DL-hexane-1,2-diol

Administrative data

Key value for chemical safety assessment

Additional information

in vitro

1,2-Hexanediol was found negative for inducing gene mutations in three in vitro studies (Ames tests according to OECD 471, Mammalian Chromosome Aberration test according to OECD 473 and Mammalian Cells Gene Mutation test according to OECD 476), all conducted in the presence and absence of metabolic activation. The Ames test studied five mutant strains of Salmonella typhimurium (TA1535, TA1537, TA 1538, TA98, and TA100) with and without liver homogenate (S9) as well as E. coli WP2 and E. coli WP2 uvr A pKM101 with and without liver homogenate (S9) in test concentrations up to 5000 µg per plate. No increase in revertant colony numbers of any of the tester strains was observed following treatment with 1,2-hexanediol at any dose level, neither in the presence nor absence of metabolic activation (S9 mix).

In conclusion, this result indicates that test article was not mutagenic to Salmonella typhimurium strains TA1535, TA1537, TA 1538, TA98, and TA100 or to E. coli WP2 (pKM101) in the absence and presence of a metabolic system.

 

The second in vitro study was performed to evaluate the potential to induce structural chromosomal aberrations in Chinese Hamster Ovary (CHO) cells in the absence and the presence of metabolic activation according to OECD guideline 473. The test article was applied up to 1180 µg/mL. In the assay 1,2-hexanediol was found not to induce structural chromosome aberrations in the absence or presence of microsomal activation in Chinese Hamster Ovary cells. Therefore, the test article was shown to be non-clastogenic in this chromosomal aberration mutagenicity test when tested up to maximum concentrations.

 

The third in vitro study was performed to investigate the potential of 1,2-hexanediol to induce gene mutations at the HPRT locus in V79 cells of the Chinese hamster according to OECD guideline 476.The test article was applied up to 1182 µg/ml in the pre-test and in the two main tests (maximum concentration of 10 µM. No substantial and reproducible dose dependent increase of the mutation frequency was observed in either of the main experiments.

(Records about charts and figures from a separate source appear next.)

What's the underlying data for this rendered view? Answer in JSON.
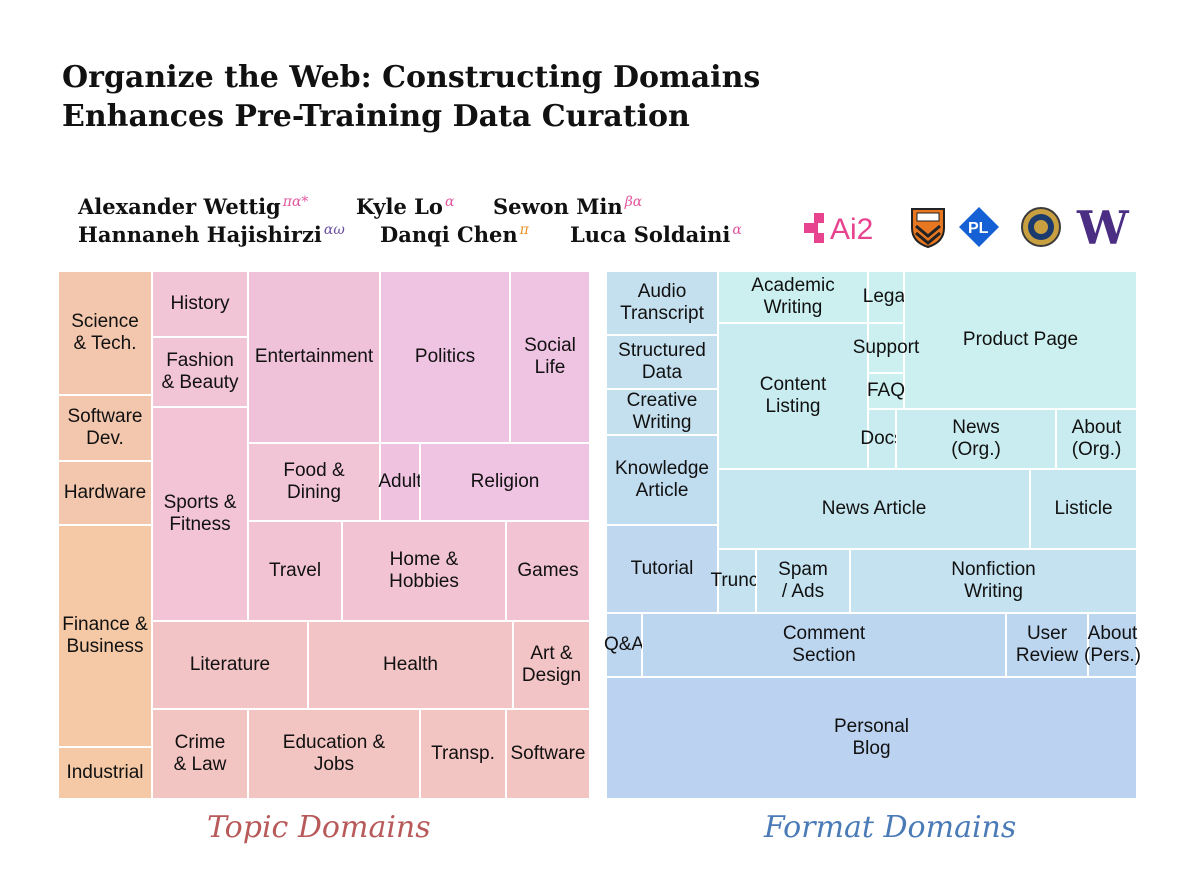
{
  "title": {
    "line1": "Organize the Web: Constructing Domains",
    "line2": "Enhances Pre-Training Data Curation"
  },
  "authors": [
    {
      "name": "Alexander Wettig",
      "affil": "πα*"
    },
    {
      "name": "Kyle Lo",
      "affil": "α"
    },
    {
      "name": "Sewon Min",
      "affil": "βα"
    },
    {
      "name": "Hannaneh Hajishirzi",
      "affil": "αω"
    },
    {
      "name": "Danqi Chen",
      "affil": "π"
    },
    {
      "name": "Luca Soldaini",
      "affil": "α"
    }
  ],
  "affil_colors": {
    "pi": "#e8922a",
    "alpha": "#e0569e",
    "beta": "#e8922a",
    "omega": "#3b3f8f"
  },
  "logos": [
    {
      "name": "ai2-logo",
      "text": "Ai2",
      "color": "#e8438f"
    },
    {
      "name": "princeton-shield-logo",
      "color": "#e87722"
    },
    {
      "name": "pli-logo",
      "text": "PL",
      "color": "#1560d4"
    },
    {
      "name": "berkeley-seal-logo",
      "color": "#c8a040"
    },
    {
      "name": "uw-logo",
      "text": "W",
      "color": "#4b2e83"
    }
  ],
  "topic_domains": {
    "caption": "Topic Domains",
    "caption_color": "#b85a5a",
    "cells": [
      {
        "label": "Science\n& Tech.",
        "color": "#f3c7ad"
      },
      {
        "label": "Software\nDev.",
        "color": "#f3c7ad"
      },
      {
        "label": "Hardware",
        "color": "#f3c7ad"
      },
      {
        "label": "Finance &\nBusiness",
        "color": "#f5c9a5"
      },
      {
        "label": "Industrial",
        "color": "#f5c9a5"
      },
      {
        "label": "History",
        "color": "#f1c4d6"
      },
      {
        "label": "Fashion\n& Beauty",
        "color": "#f1c4d6"
      },
      {
        "label": "Sports &\nFitness",
        "color": "#f2c4d6"
      },
      {
        "label": "Entertainment",
        "color": "#f0c2da"
      },
      {
        "label": "Politics",
        "color": "#efc3e2"
      },
      {
        "label": "Social\nLife",
        "color": "#efc3e2"
      },
      {
        "label": "Food &\nDining",
        "color": "#f1c4d6"
      },
      {
        "label": "Adult",
        "color": "#efc3e0"
      },
      {
        "label": "Religion",
        "color": "#efc3e2"
      },
      {
        "label": "Travel",
        "color": "#f2c4d3"
      },
      {
        "label": "Home &\nHobbies",
        "color": "#f2c4d3"
      },
      {
        "label": "Games",
        "color": "#f2c4d3"
      },
      {
        "label": "Literature",
        "color": "#f2c4c6"
      },
      {
        "label": "Health",
        "color": "#f2c4c6"
      },
      {
        "label": "Art &\nDesign",
        "color": "#f2c4c6"
      },
      {
        "label": "Crime\n& Law",
        "color": "#f2c4c2"
      },
      {
        "label": "Education &\nJobs",
        "color": "#f2c4c2"
      },
      {
        "label": "Transp.",
        "color": "#f2c4c2"
      },
      {
        "label": "Software",
        "color": "#f2c4c2"
      }
    ]
  },
  "format_domains": {
    "caption": "Format Domains",
    "caption_color": "#4a7bb7",
    "cells": [
      {
        "label": "Audio\nTranscript",
        "color": "#c4e0ee"
      },
      {
        "label": "Structured\nData",
        "color": "#c4e0ee"
      },
      {
        "label": "Creative\nWriting",
        "color": "#c4e0ee"
      },
      {
        "label": "Knowledge\nArticle",
        "color": "#c0dcef"
      },
      {
        "label": "Tutorial",
        "color": "#bfd8f0"
      },
      {
        "label": "Academic\nWriting",
        "color": "#ccf0f0"
      },
      {
        "label": "Legal",
        "color": "#ccf0f0"
      },
      {
        "label": "Product Page",
        "color": "#ccf0f0"
      },
      {
        "label": "Content\nListing",
        "color": "#c9ecf0"
      },
      {
        "label": "Support",
        "color": "#ccf0f0"
      },
      {
        "label": "FAQ",
        "color": "#ccf0f0"
      },
      {
        "label": "Docs",
        "color": "#c9ecf0"
      },
      {
        "label": "News\n(Org.)",
        "color": "#c9ecf0"
      },
      {
        "label": "About\n(Org.)",
        "color": "#c9ecf0"
      },
      {
        "label": "News Article",
        "color": "#c6e6f0"
      },
      {
        "label": "Listicle",
        "color": "#c6e6f0"
      },
      {
        "label": "Trunc.",
        "color": "#c4e2f0"
      },
      {
        "label": "Spam\n/ Ads",
        "color": "#c4e2f0"
      },
      {
        "label": "Nonfiction\nWriting",
        "color": "#c4e2f0"
      },
      {
        "label": "Q&A",
        "color": "#bdd6f0"
      },
      {
        "label": "Comment\nSection",
        "color": "#bdd6f0"
      },
      {
        "label": "User\nReview",
        "color": "#bdd6f0"
      },
      {
        "label": "About\n(Pers.)",
        "color": "#bdd6f0"
      },
      {
        "label": "Personal\nBlog",
        "color": "#bbd2f0"
      }
    ]
  }
}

Thus, the test item did not induce gene mutation effects at the HPRT locus in V79 cells.

In vivo

As all available in vitro tests were negative, in vivo data are not required.

Justification for selection of genetic toxicity endpoint
All three available key in vitro tests contribute to the final assessment for the substance being considered negative inducing gene mutations.

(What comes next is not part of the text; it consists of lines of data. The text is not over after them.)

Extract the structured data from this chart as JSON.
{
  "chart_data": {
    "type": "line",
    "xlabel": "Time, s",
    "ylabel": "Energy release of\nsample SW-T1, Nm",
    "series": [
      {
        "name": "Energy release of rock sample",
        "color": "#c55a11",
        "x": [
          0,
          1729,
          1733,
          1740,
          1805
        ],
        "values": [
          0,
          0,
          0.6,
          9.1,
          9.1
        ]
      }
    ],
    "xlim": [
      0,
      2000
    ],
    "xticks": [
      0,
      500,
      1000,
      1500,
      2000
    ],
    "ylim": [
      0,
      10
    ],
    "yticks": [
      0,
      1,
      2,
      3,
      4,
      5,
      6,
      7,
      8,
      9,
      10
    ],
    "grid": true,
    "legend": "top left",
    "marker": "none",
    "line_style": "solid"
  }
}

Short description of key information:
Based on the available data, 1,2-hexanediol was found negative inducing gene mutagenicity under the experimental conditions of four in vitro tests .

Endpoint Conclusion: No adverse effect observed (negative)

Justification for classification or non-classification

1,2-Hexanediol does not have to be classified for mutagenicity according to the criteria laid down in the EU Dangerous Substances Directive (67/548/EEC) and in the EU Classification Labelling and Packaging Regulation (1272/2008/EC) because it did not reveal any mutagenic effect in the bacterial reverse mutation assay in the presence or absence of metabolic activation, in the mammalian cell gene (HPRT) mutation test in V79 cells or in an in vitro chromosomal aberration test.